The granddaughter of former South African President Nelson Mandela has demanded that the British Royal Family pay reparations for its role in colonialism in Africa.
In an interview on the BBC’s Sunday with Laura Kuenssberg programme, Ndileka Mandela, said that for “healing” to begin, the Royal Family of the United Kingdom should commit to paying reparations to black people.
“If there can be an acknowledgement of what was done to countries to colonise because we are still suffering a great deal from colonisation, in as far as our culture as Black people is concerned,” she said.
When pressed if she thought the Royal Family specifically should pay reparations, the climate activist and eldest grandchild of Nelson Mandela said: “Yes I would. That’s where healing begins.”

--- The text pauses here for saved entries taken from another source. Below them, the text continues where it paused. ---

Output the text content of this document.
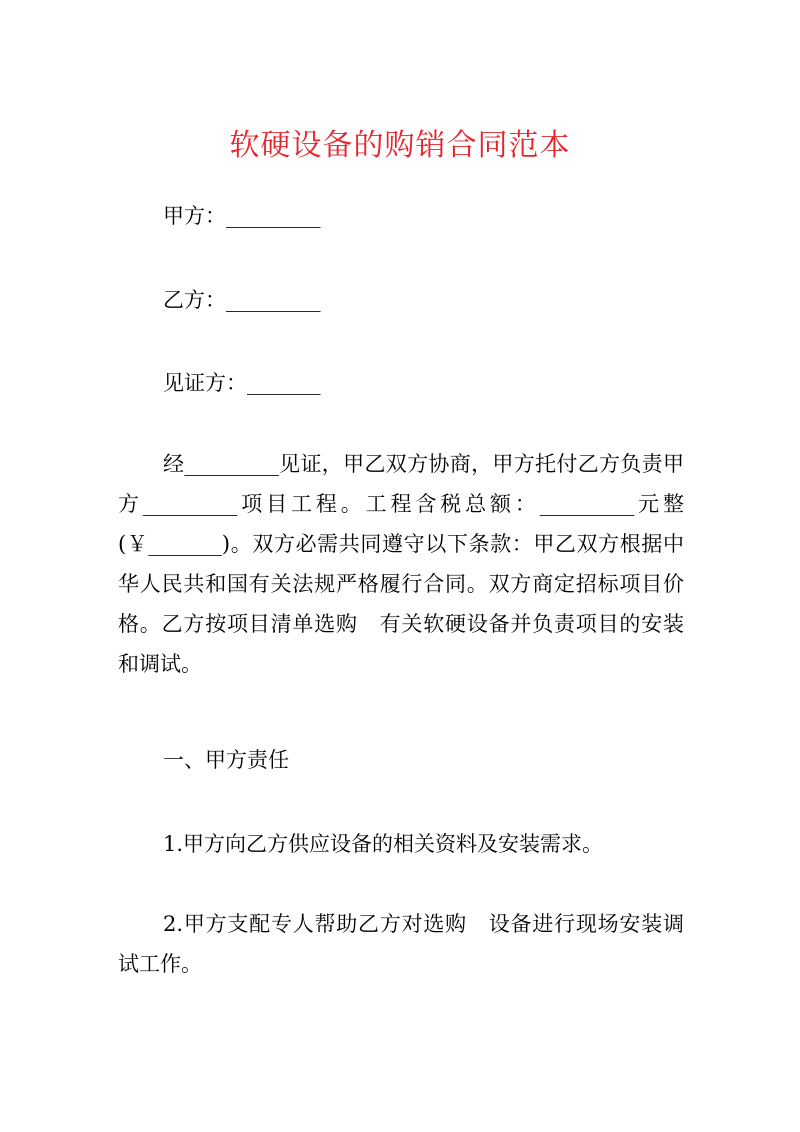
软硬设备的购销合同范本
甲方：_________
乙方：_________
见证方：_______
经_________见证，甲乙双方协商，甲方托付乙方负责甲方_________项目工程。工程含税总额：_________元整(￥_______)。双方必需共同遵守以下条款：甲乙双方根据中华人民共和国有关法规严格履行合同。双方商定招标项目价格。乙方按项目清单选购　有关软硬设备并负责项目的安装和调试。
一、甲方责任
1.甲方向乙方供应设备的相关资料及安装需求。
2.甲方支配专人帮助乙方对选购　设备进行现场安装调试工作。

“So there has got to be first admission of the fact that yes, we acknowledge that we displaced you as a people. Then we can talk of reparations,” she continued.
Following the resurgence of the Black Lives Matter movement in Britain following the death of George Floyd in the United States in 2020, there have been growing calls from leftists within the UK and former colonies for the country to give out reparations to the descendants of those impacted by the slave trade or colonialism.

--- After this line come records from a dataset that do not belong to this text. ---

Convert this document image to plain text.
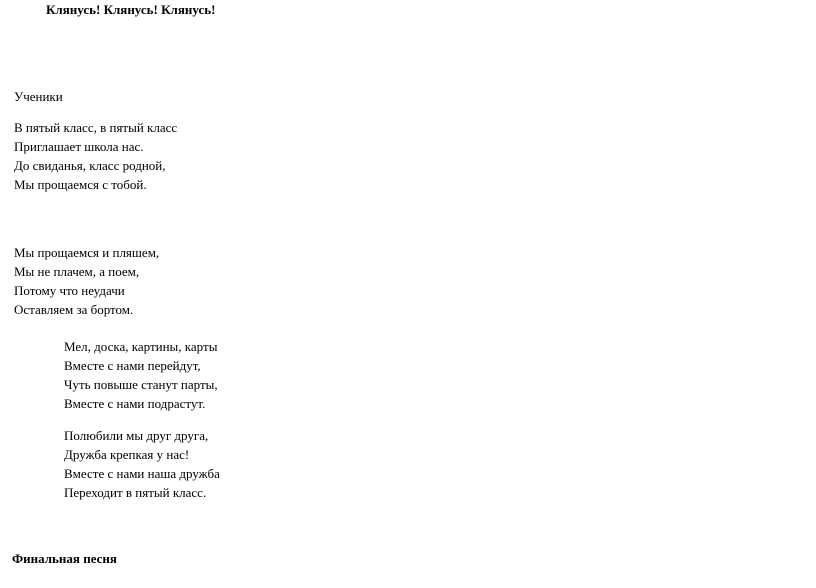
Клянусь! Клянусь! Клянусь!
Ученики
В пятый класс, в пятый класс
Приглашает школа нас.
До свиданья, класс родной,
Мы прощаемся с тобой.
Мы прощаемся и пляшем,
Мы не плачем, а поем,
Потому что неудачи
Оставляем за бортом.
Мел, доска, картины, карты
Вместе с нами перейдут,
Чуть повыше станут парты,
Вместе с нами подрастут.
Полюбили мы друг друга,
Дружба крепкая у нас!
Вместе с нами наша дружба
Переходит в пятый класс.
Финальная песня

This comes despite the fact that Britain was arguably the most active country in stamping out the slave trade, paying dearly in treasure and blood to do so.

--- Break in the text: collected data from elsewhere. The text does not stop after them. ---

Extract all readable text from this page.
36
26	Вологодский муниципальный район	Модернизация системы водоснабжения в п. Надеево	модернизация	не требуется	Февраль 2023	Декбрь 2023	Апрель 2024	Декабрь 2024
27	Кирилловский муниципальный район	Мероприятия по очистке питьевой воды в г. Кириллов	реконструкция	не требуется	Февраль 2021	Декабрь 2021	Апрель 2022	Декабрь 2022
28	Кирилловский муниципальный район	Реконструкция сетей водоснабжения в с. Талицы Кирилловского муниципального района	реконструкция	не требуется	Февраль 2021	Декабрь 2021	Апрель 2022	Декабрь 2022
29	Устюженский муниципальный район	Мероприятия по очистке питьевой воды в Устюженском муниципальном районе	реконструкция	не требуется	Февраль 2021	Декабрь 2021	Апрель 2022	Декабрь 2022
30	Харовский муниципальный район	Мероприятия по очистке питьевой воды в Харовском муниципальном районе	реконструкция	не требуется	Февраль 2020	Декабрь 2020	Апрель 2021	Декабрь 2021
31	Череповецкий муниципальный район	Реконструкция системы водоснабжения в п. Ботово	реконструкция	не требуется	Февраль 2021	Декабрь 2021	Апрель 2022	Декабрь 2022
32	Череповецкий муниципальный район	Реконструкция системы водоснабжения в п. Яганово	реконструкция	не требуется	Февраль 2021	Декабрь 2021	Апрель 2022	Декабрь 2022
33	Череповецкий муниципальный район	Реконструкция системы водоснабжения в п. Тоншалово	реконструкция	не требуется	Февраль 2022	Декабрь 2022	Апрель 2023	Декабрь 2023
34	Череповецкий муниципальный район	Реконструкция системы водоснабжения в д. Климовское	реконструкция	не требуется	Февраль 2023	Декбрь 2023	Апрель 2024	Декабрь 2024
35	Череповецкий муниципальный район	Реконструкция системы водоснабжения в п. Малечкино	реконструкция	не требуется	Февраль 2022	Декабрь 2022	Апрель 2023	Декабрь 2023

Following the passage of the Act for the Abolition of the Slave Trade in 1807 — the first country in the history of the world to do so — the Royal Navy’s West Africa Squadron captured an estimated 1,600 slave trade ships and freed some 150,000 African slaves.
The British government was not only a central actor in ending the Transatlantic slave trade but the Barbary and East African slave trades as well. During its efforts to stamp out slavery, some 1,587 British sailors lost their lives.
Mandela, who was speaking from the United Nations COP28 climate change conference in the oil-rich Arabian nation of Dubai, went on to claim that “climate apartheid” was a result of colonial history in Africa.
The South African activist was not alone at the green agenda summit in blaming colonialism for the allegedly disproportionate impact of supposedly man-made climate change on developing countries in the so-called ‘Global South’.
Socialist Bolivian Vice President David Choquehuanca claimed in Dubai that “neocolonial, capitalist, imperialist, patriarchal, Western culture” was to blame for “Mother Earth” being in crisis.
The in-name-only ‘Conservative’ government of Prime Minister Rishi Sunak in the United Kingdom has previously expressed support for the notion of wealthier Western nations sending its wealth to countries like Pakistan as climate change “reparations”.